Seton Hall would do well in the G-league, but their passion for the Christ will keep them in the Big East.

zman said...

Iona and Pace are natural fits too. "Oh! Yuh godda take duh Moshaloo tuh Yankee Staydeeum!"

Marls said...

I think the papists have to form their own league or this thing gets tough to manage.

Iona, Manhattan, St. Francis of NY, Marist (I see you Rik Smits) St. John’s, Seton Hall, St. Peter’s, Villanova, and maybe Providence get together in the Transubstantiation Conference.

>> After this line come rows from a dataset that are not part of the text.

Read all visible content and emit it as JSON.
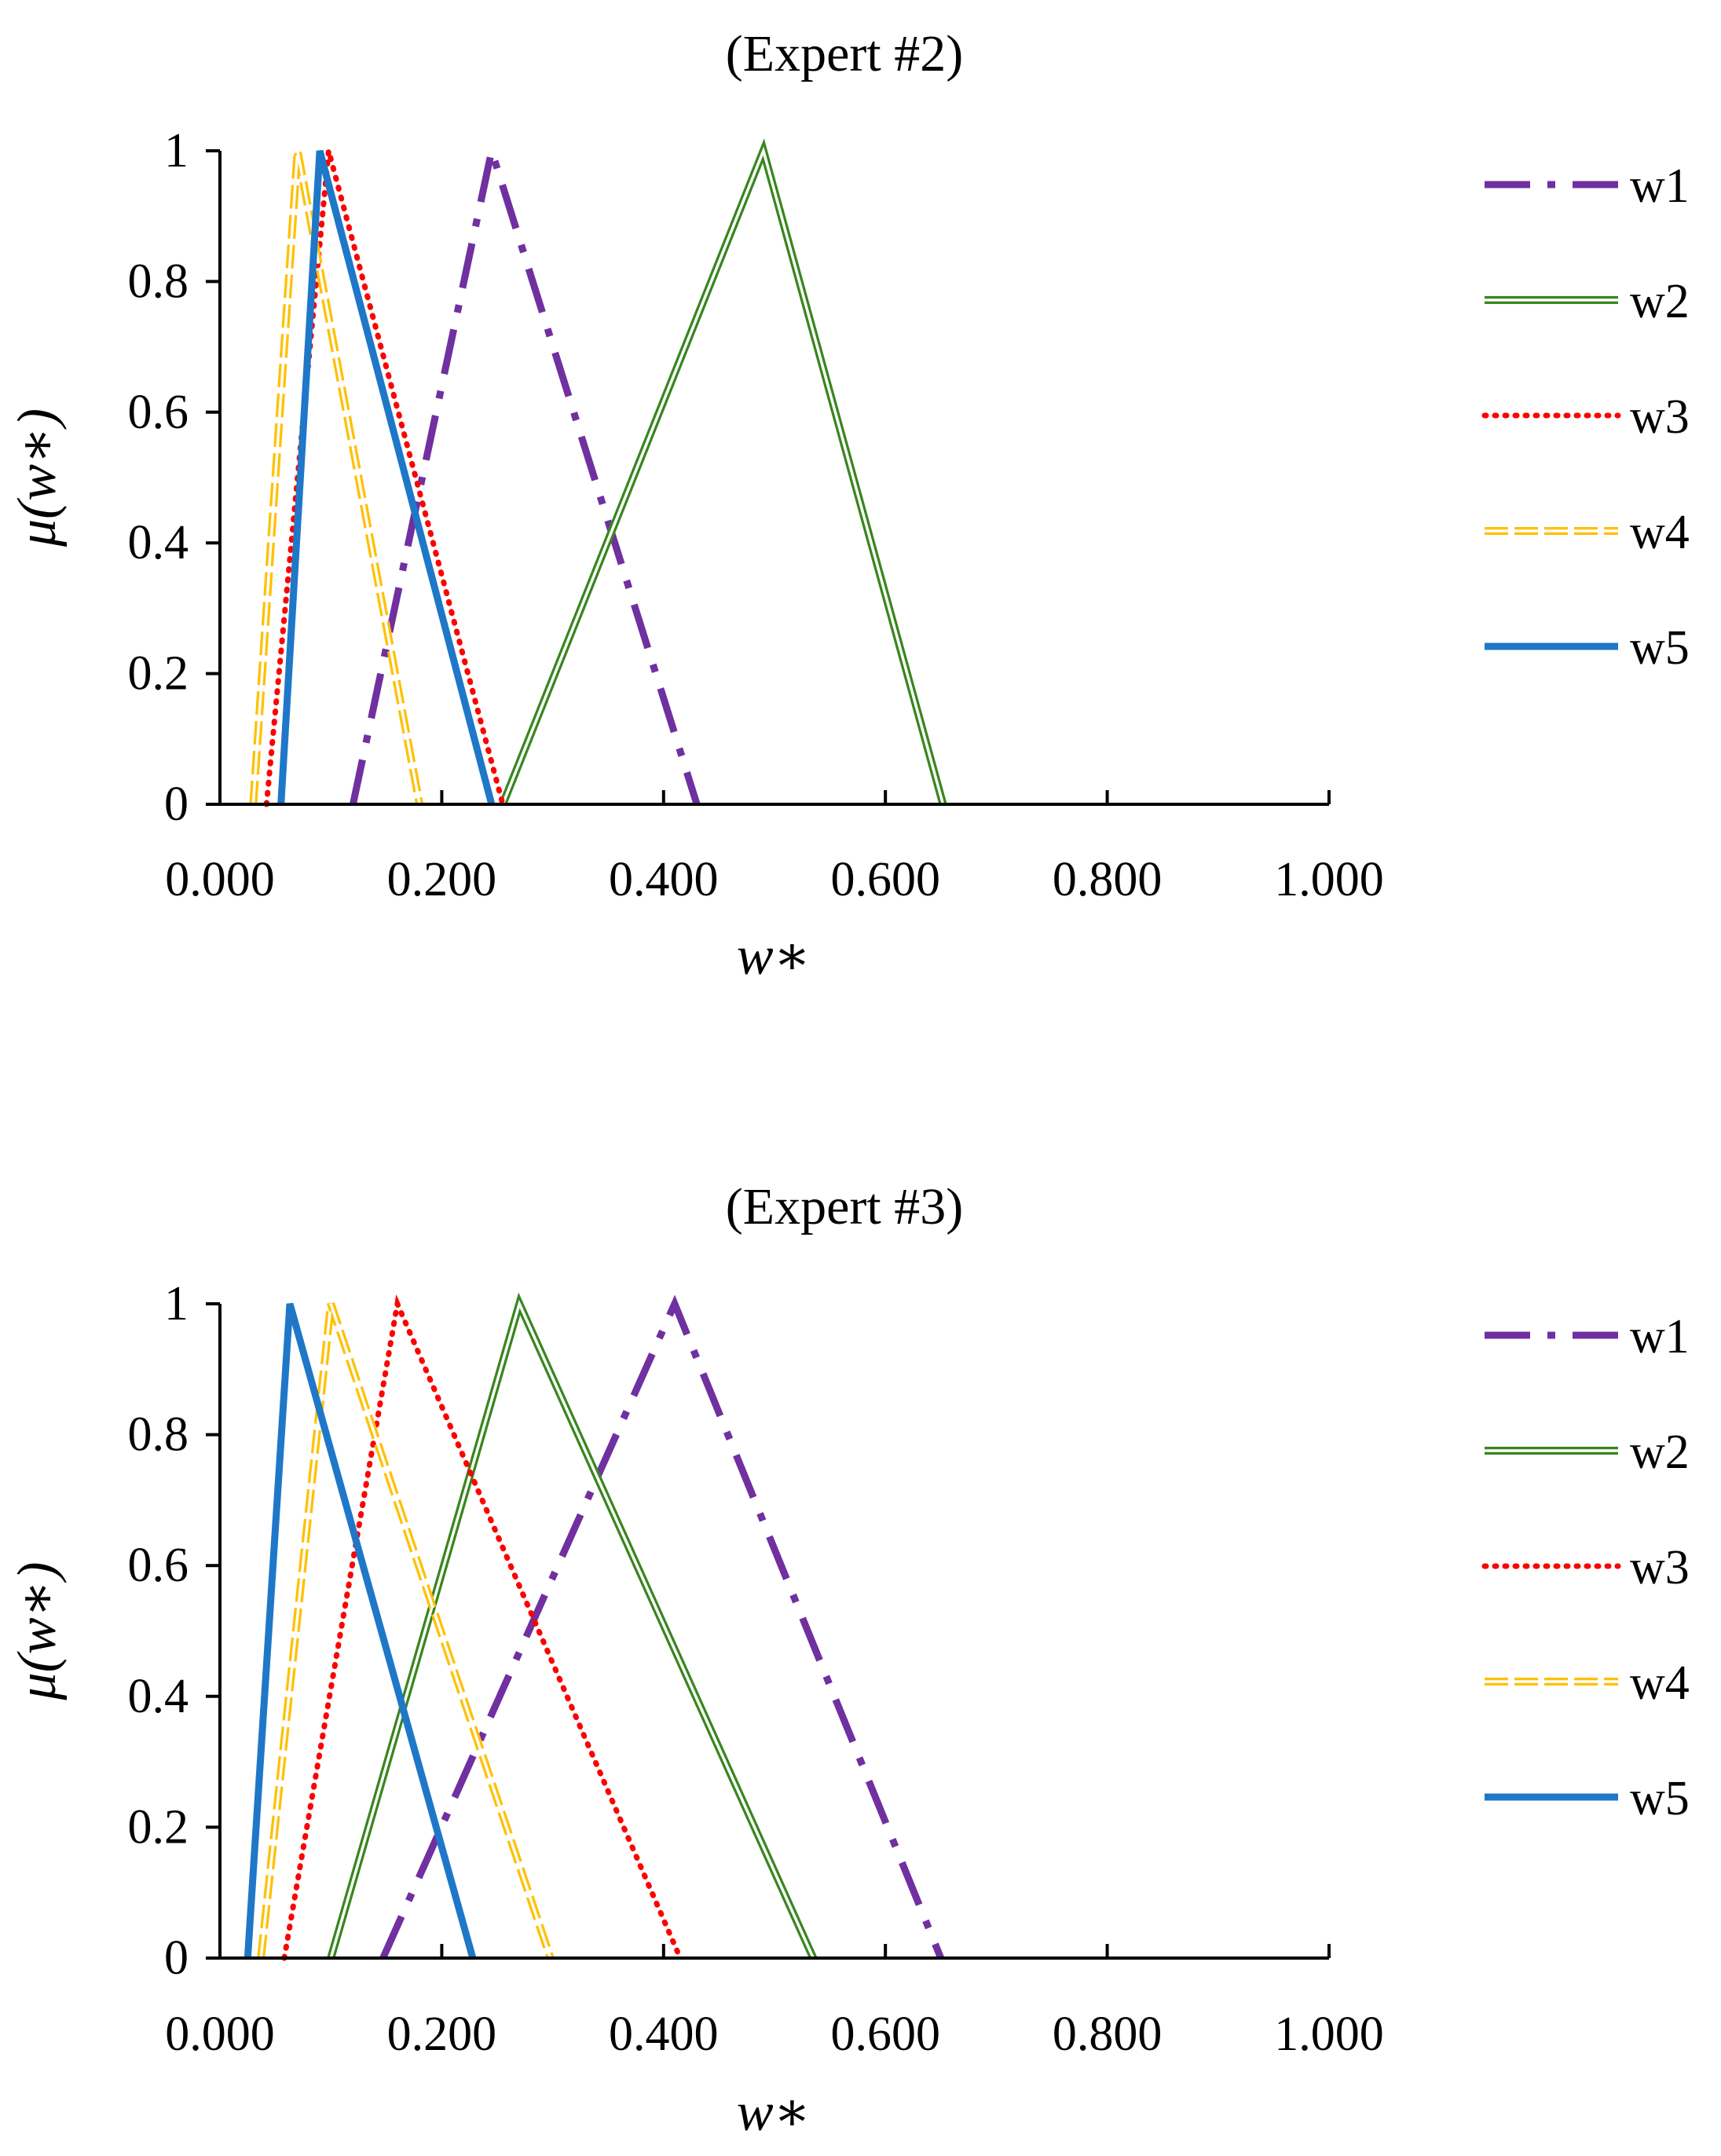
{
  "chart_data": [
    {
      "type": "line",
      "title": "(Expert #2)",
      "xlabel": "w∗",
      "ylabel": "μ(w∗)",
      "xlim": [
        0,
        1
      ],
      "ylim": [
        0,
        1
      ],
      "xticks": [
        "0.000",
        "0.200",
        "0.400",
        "0.600",
        "0.800",
        "1.000"
      ],
      "xtick_values": [
        0,
        0.2,
        0.4,
        0.6,
        0.8,
        1.0
      ],
      "yticks": [
        "0",
        "0.2",
        "0.4",
        "0.6",
        "0.8",
        "1"
      ],
      "ytick_values": [
        0,
        0.2,
        0.4,
        0.6,
        0.8,
        1
      ],
      "legend_position": "right",
      "series": [
        {
          "name": "w1",
          "color": "#7030a0",
          "style": "dash-dot",
          "x": [
            0.12,
            0.245,
            0.43
          ],
          "y": [
            0,
            1,
            0
          ]
        },
        {
          "name": "w2",
          "color": "#38861e",
          "style": "double",
          "x": [
            0.255,
            0.49,
            0.652
          ],
          "y": [
            0,
            1,
            0
          ]
        },
        {
          "name": "w3",
          "color": "#ff0000",
          "style": "dotted",
          "x": [
            0.042,
            0.098,
            0.255
          ],
          "y": [
            0,
            1,
            0
          ]
        },
        {
          "name": "w4",
          "color": "#ffc000",
          "style": "dashed-double",
          "x": [
            0.03,
            0.07,
            0.18
          ],
          "y": [
            0,
            1,
            0
          ]
        },
        {
          "name": "w5",
          "color": "#1f77c8",
          "style": "solid-thick",
          "x": [
            0.055,
            0.09,
            0.245
          ],
          "y": [
            0,
            1,
            0
          ]
        }
      ]
    },
    {
      "type": "line",
      "title": "(Expert #3)",
      "xlabel": "w∗",
      "ylabel": "μ(w∗)",
      "xlim": [
        0,
        1
      ],
      "ylim": [
        0,
        1
      ],
      "xticks": [
        "0.000",
        "0.200",
        "0.400",
        "0.600",
        "0.800",
        "1.000"
      ],
      "xtick_values": [
        0,
        0.2,
        0.4,
        0.6,
        0.8,
        1.0
      ],
      "yticks": [
        "0",
        "0.2",
        "0.4",
        "0.6",
        "0.8",
        "1"
      ],
      "ytick_values": [
        0,
        0.2,
        0.4,
        0.6,
        0.8,
        1
      ],
      "legend_position": "right",
      "series": [
        {
          "name": "w1",
          "color": "#7030a0",
          "style": "dash-dot",
          "x": [
            0.147,
            0.41,
            0.65
          ],
          "y": [
            0,
            1,
            0
          ]
        },
        {
          "name": "w2",
          "color": "#38861e",
          "style": "double",
          "x": [
            0.1,
            0.27,
            0.535
          ],
          "y": [
            0,
            1,
            0
          ]
        },
        {
          "name": "w3",
          "color": "#ff0000",
          "style": "dotted",
          "x": [
            0.058,
            0.16,
            0.415
          ],
          "y": [
            0,
            1,
            0
          ]
        },
        {
          "name": "w4",
          "color": "#ffc000",
          "style": "dashed-double",
          "x": [
            0.037,
            0.1,
            0.298
          ],
          "y": [
            0,
            1,
            0
          ]
        },
        {
          "name": "w5",
          "color": "#1f77c8",
          "style": "solid-thick",
          "x": [
            0.025,
            0.063,
            0.228
          ],
          "y": [
            0,
            1,
            0
          ]
        }
      ]
    }
  ]
}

Speaking of great nicknames, Red Foxes is underrated as well. Would be even better if it was the Redd Foxxes.

Speaking of Redd Foxx: https://youtu.be/upKL209ZhyY

zman said...

Providence will team up with BC, St Anselm’s, Holy Cross and the rest of the New England catholic schools to form the God Squad.

rob said...

positively toward the negative, y'all. that's where we're headed.

Mark said...

Florida Tech was one of only two D2 schools in Florida with a football team. They’d made the playoffs two of the past 4 years and were a home for a ton of Florida HS Football players who weren’t quite good enough for the FAUs and FIUs of the world. In just 7 years they’d built a damn good program from scratch. Until last week when the Administration of this school only a handful of miles from me announced they were dropping Football due to the costs associated with COVID-19. Sad day for many.